Victor Davis Hanson of National Review Online delves into the history of major cultural shake-ups.

Unlike coups or political revolutions, cultural revolutions don’t just change governments or leaders. Instead, they try to redefine entire societies. Their leaders call them “holistic” and “systematic.”

Cultural revolutionaries attack the very referents of our daily lives. The Jacobins’ so-called Reign of Terror during the French Revolution slaughtered Christian clergy, renamed months, and created a new supreme being: Reason.

Mao cracked down on supposed Western decadence such as the wearing of eyeglasses. …

… But inevitably cultural revolutions die out when they turn cannibalistic. Once the Red Guard started killing party hacks too close to Mao, it began to wane.

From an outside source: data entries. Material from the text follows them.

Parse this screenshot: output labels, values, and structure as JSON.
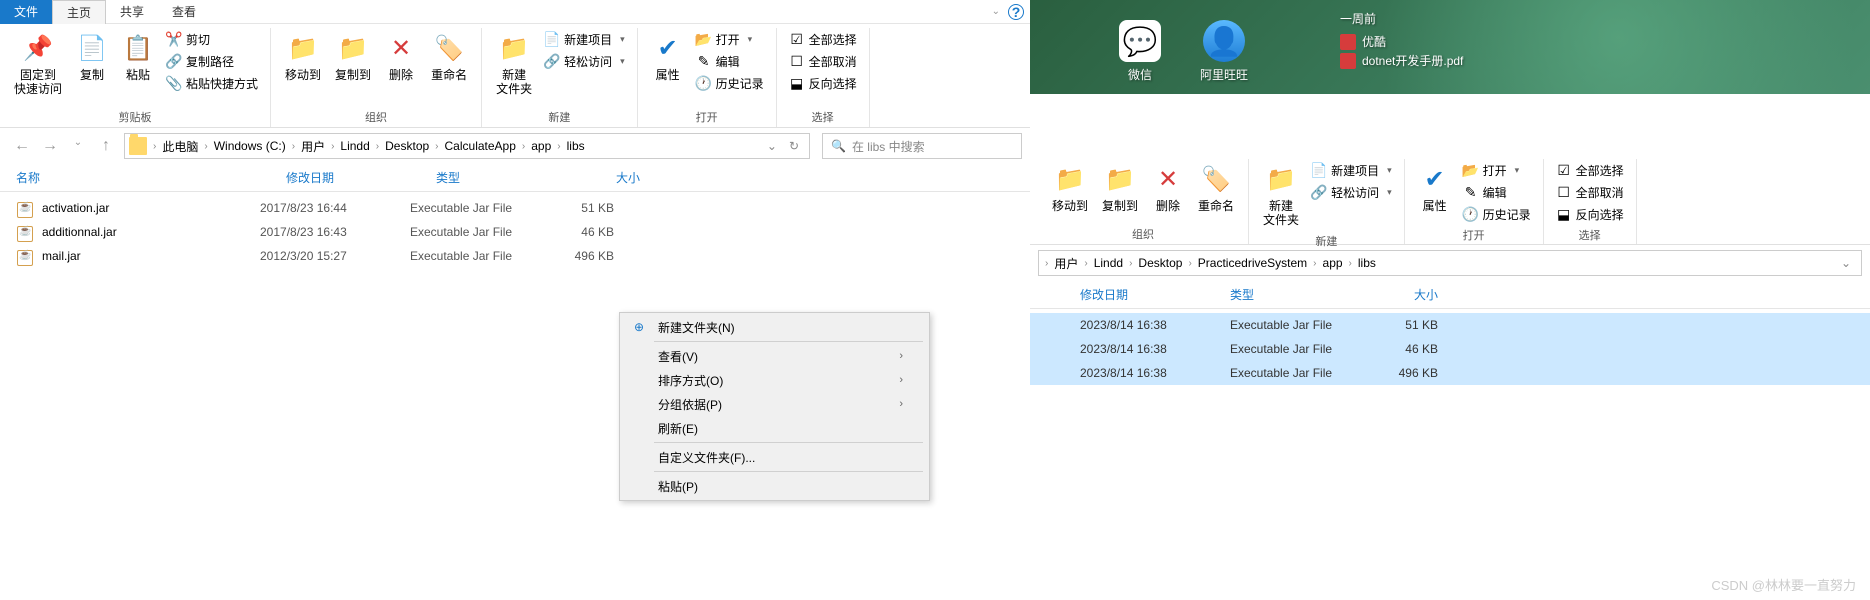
{
  "tabs": {
    "file": "文件",
    "home": "主页",
    "share": "共享",
    "view": "查看"
  },
  "ribbon": {
    "clipboard": {
      "label": "剪贴板",
      "pin": "固定到\n快速访问",
      "copy": "复制",
      "paste": "粘贴",
      "cut": "剪切",
      "copypath": "复制路径",
      "paste_shortcut": "粘贴快捷方式"
    },
    "organize": {
      "label": "组织",
      "moveto": "移动到",
      "copyto": "复制到",
      "delete": "删除",
      "rename": "重命名"
    },
    "new": {
      "label": "新建",
      "newfolder": "新建\n文件夹",
      "newitem": "新建项目",
      "easyaccess": "轻松访问"
    },
    "open": {
      "label": "打开",
      "properties": "属性",
      "open": "打开",
      "edit": "编辑",
      "history": "历史记录"
    },
    "select": {
      "label": "选择",
      "selectall": "全部选择",
      "selectnone": "全部取消",
      "invert": "反向选择"
    }
  },
  "breadcrumb": [
    "此电脑",
    "Windows  (C:)",
    "用户",
    "Lindd",
    "Desktop",
    "CalculateApp",
    "app",
    "libs"
  ],
  "search": {
    "placeholder": "在 libs 中搜索"
  },
  "columns": {
    "name": "名称",
    "date": "修改日期",
    "type": "类型",
    "size": "大小"
  },
  "files_left": [
    {
      "name": "activation.jar",
      "date": "2017/8/23 16:44",
      "type": "Executable Jar File",
      "size": "51 KB"
    },
    {
      "name": "additionnal.jar",
      "date": "2017/8/23 16:43",
      "type": "Executable Jar File",
      "size": "46 KB"
    },
    {
      "name": "mail.jar",
      "date": "2012/3/20 15:27",
      "type": "Executable Jar File",
      "size": "496 KB"
    }
  ],
  "context_menu": {
    "new_folder": "新建文件夹(N)",
    "view": "查看(V)",
    "sort": "排序方式(O)",
    "group": "分组依据(P)",
    "refresh": "刷新(E)",
    "customize": "自定义文件夹(F)...",
    "paste": "粘贴(P)"
  },
  "desktop": {
    "wechat": "微信",
    "aliww": "阿里旺旺",
    "week_ago": "一周前",
    "youku": "优酷",
    "pdf": "dotnet开发手册.pdf"
  },
  "breadcrumb_right": [
    "用户",
    "Lindd",
    "Desktop",
    "PracticedriveSystem",
    "app",
    "libs"
  ],
  "files_right": [
    {
      "date": "2023/8/14 16:38",
      "type": "Executable Jar File",
      "size": "51 KB"
    },
    {
      "date": "2023/8/14 16:38",
      "type": "Executable Jar File",
      "size": "46 KB"
    },
    {
      "date": "2023/8/14 16:38",
      "type": "Executable Jar File",
      "size": "496 KB"
    }
  ],
  "watermark": "CSDN @林林要一直努力"
}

If toppling Confederate statues is required, what then about Nancy Pelosi’s own mayor father, who once, as Baltimore’s mayor, dedicated honorific statues to Confederate generals?

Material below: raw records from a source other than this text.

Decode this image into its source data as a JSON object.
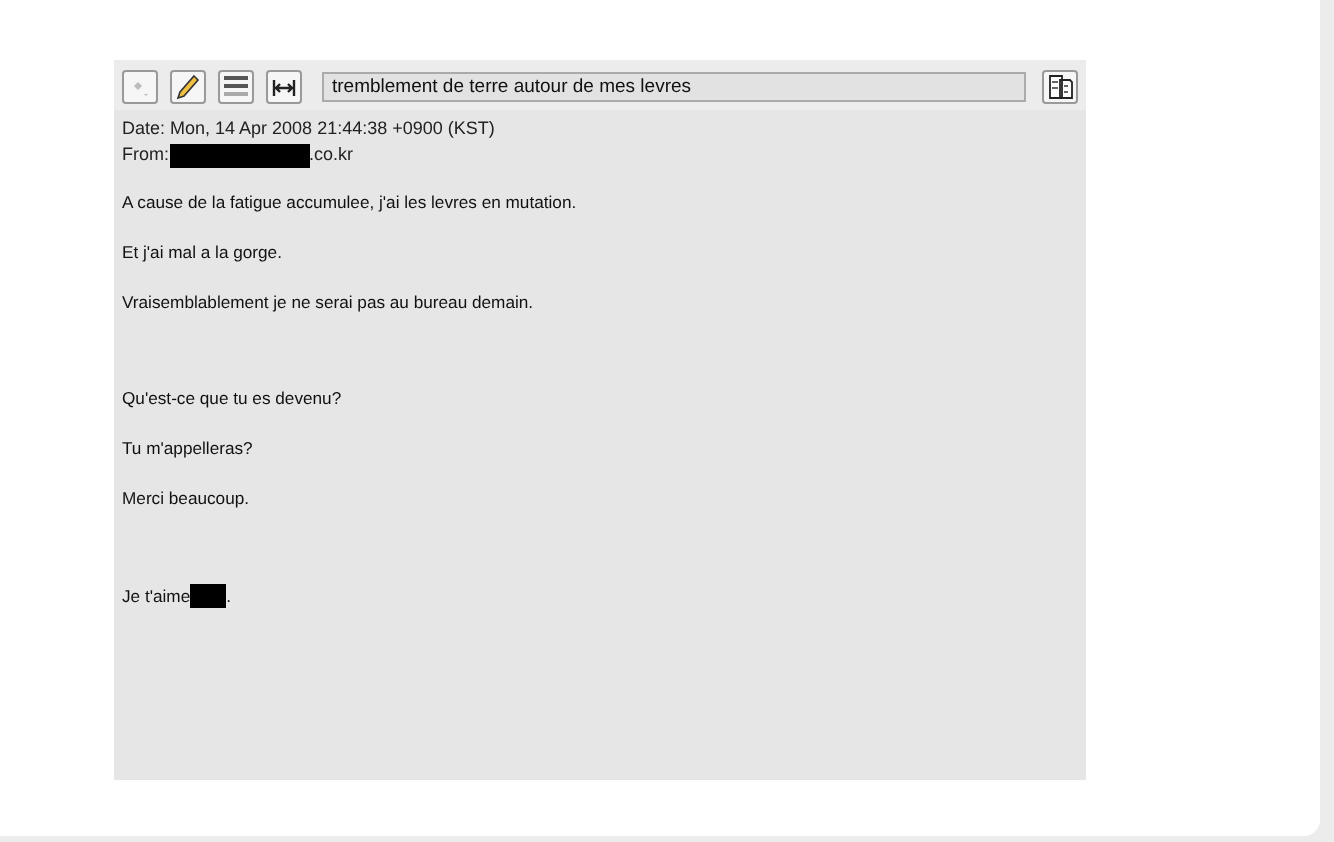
{
  "toolbar": {
    "subject": "tremblement de terre autour de mes levres"
  },
  "header": {
    "date": "Date: Mon, 14 Apr 2008 21:44:38 +0900 (KST)",
    "from_label": "From:",
    "from_suffix": ".co.kr"
  },
  "body": [
    [
      "A cause de la fatigue accumulee, j'ai les levres en mutation.",
      "Et j'ai mal a la gorge.",
      "Vraisemblablement je ne serai pas au bureau demain."
    ],
    [
      "Qu'est-ce que tu es devenu?",
      "Tu m'appelleras?",
      "Merci beaucoup."
    ]
  ],
  "signature": {
    "text": "Je t'aime",
    "end": "."
  }
}
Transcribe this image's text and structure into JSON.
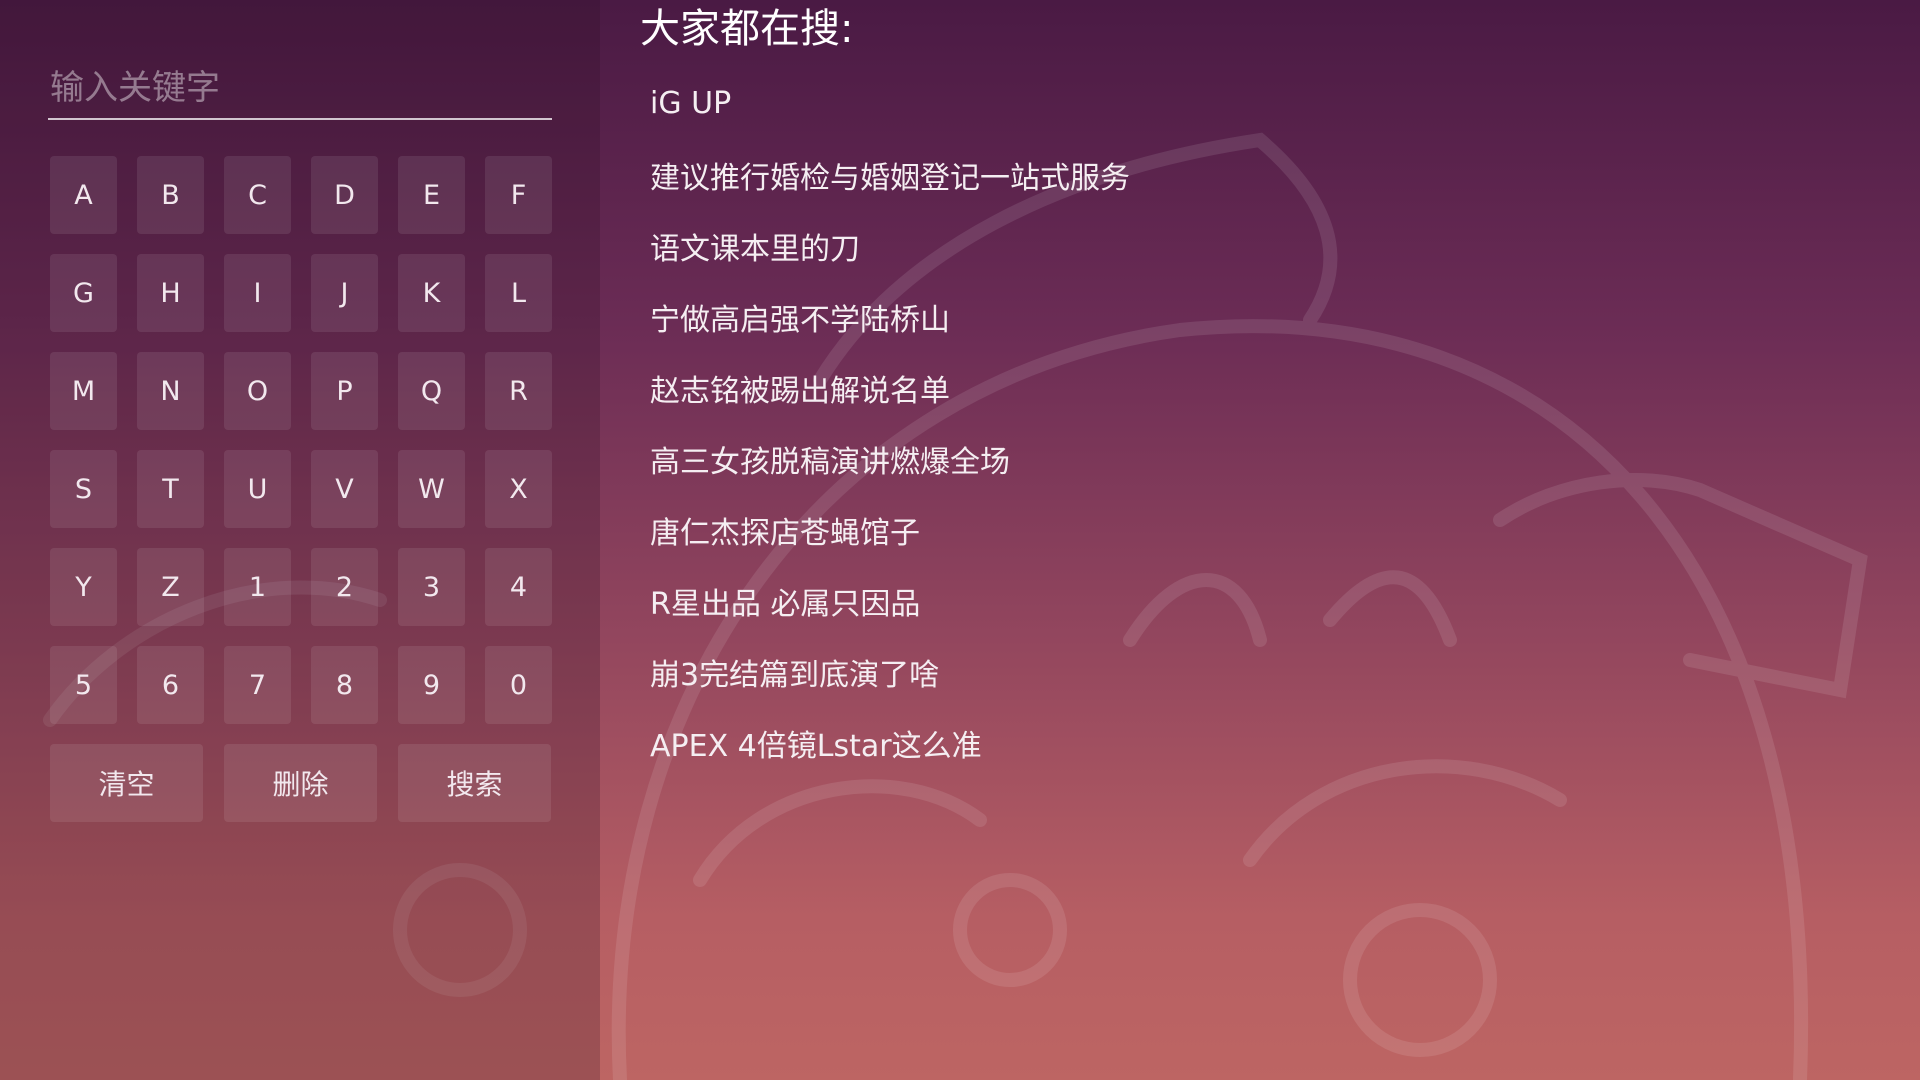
{
  "search": {
    "placeholder": "输入关键字",
    "value": ""
  },
  "keyboard": {
    "keys": [
      "A",
      "B",
      "C",
      "D",
      "E",
      "F",
      "G",
      "H",
      "I",
      "J",
      "K",
      "L",
      "M",
      "N",
      "O",
      "P",
      "Q",
      "R",
      "S",
      "T",
      "U",
      "V",
      "W",
      "X",
      "Y",
      "Z",
      "1",
      "2",
      "3",
      "4",
      "5",
      "6",
      "7",
      "8",
      "9",
      "0"
    ],
    "actions": {
      "clear_label": "清空",
      "delete_label": "删除",
      "search_label": "搜索"
    }
  },
  "hot": {
    "title": "大家都在搜:",
    "items": [
      "iG UP",
      "建议推行婚检与婚姻登记一站式服务",
      "语文课本里的刀",
      "宁做高启强不学陆桥山",
      "赵志铭被踢出解说名单",
      "高三女孩脱稿演讲燃爆全场",
      "唐仁杰探店苍蝇馆子",
      "R星出品 必属只因品",
      "崩3完结篇到底演了啥",
      "APEX 4倍镜Lstar这么准"
    ]
  },
  "colors": {
    "bg_top": "#4a1a44",
    "bg_bottom": "#bd6563",
    "key_bg": "rgba(255,255,255,0.09)"
  }
}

If racists understandably do not deserve their names on national shrines, what to do with the iconic liberal graduate program at Princeton, the Woodrow Wilson School of Public and International Affairs? It was named for a president who did more to further segregation and racial prejudice than any chief executive of the 20th century. …

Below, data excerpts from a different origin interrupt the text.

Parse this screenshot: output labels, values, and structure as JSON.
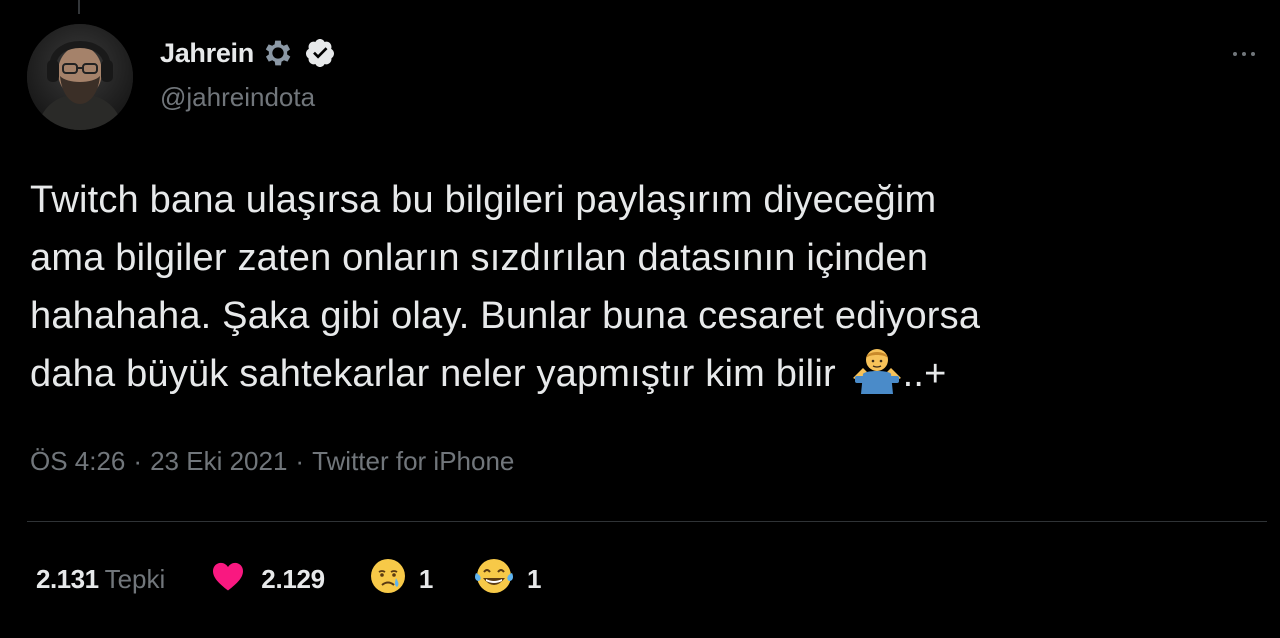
{
  "author": {
    "display_name": "Jahrein",
    "handle": "@jahreindota",
    "avatar_icon": "profile-photo",
    "badges": [
      "gear-icon",
      "verified-icon"
    ]
  },
  "tweet": {
    "lines": [
      "Twitch bana ulaşırsa bu bilgileri paylaşırım diyeceğim",
      "ama bilgiler zaten onların sızdırılan datasının içinden",
      "hahahaha. Şaka gibi olay. Bunlar buna cesaret ediyorsa",
      "daha büyük sahtekarlar neler yapmıştır kim bilir"
    ],
    "trailing_emoji": "man-shrugging-emoji",
    "more_text": "..+"
  },
  "meta": {
    "time": "ÖS 4:26",
    "separator": "·",
    "date": "23 Eki 2021",
    "source": "Twitter for iPhone"
  },
  "reactions": {
    "total_count": "2.131",
    "total_label": "Tepki",
    "items": [
      {
        "icon": "heart-icon",
        "count": "2.129",
        "color": "#f91880"
      },
      {
        "icon": "crying-face-emoji",
        "count": "1"
      },
      {
        "icon": "tears-of-joy-emoji",
        "count": "1"
      }
    ]
  },
  "colors": {
    "background": "#000000",
    "text_primary": "#e7e9ea",
    "text_secondary": "#71767b",
    "divider": "#2f3336",
    "heart": "#f91880"
  }
}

… Once a cultural revolution gets going, there can be no contextualization of the past, no allowance for human frailty, no consideration of weighing evil vs. good.

Eventually, the architects of cultural upheavals always make two miscalculations.

One, they presume that destroying things will never apply to themselves, given their loud virtue-signaling.

Two, if they are fingered by the mob, they assume they can somehow use their clout and influence to win exemption.

In other words, once cultural revolutions turn anarchic and eat their own, they lose support. When quiet sympathizers conclude that they too may targeted, they turn on their former icons to survive.

We are seeing that now. Liberal sympathetic bystanders are wondering whether downtown arson and looting will go private and reach their suburban homes.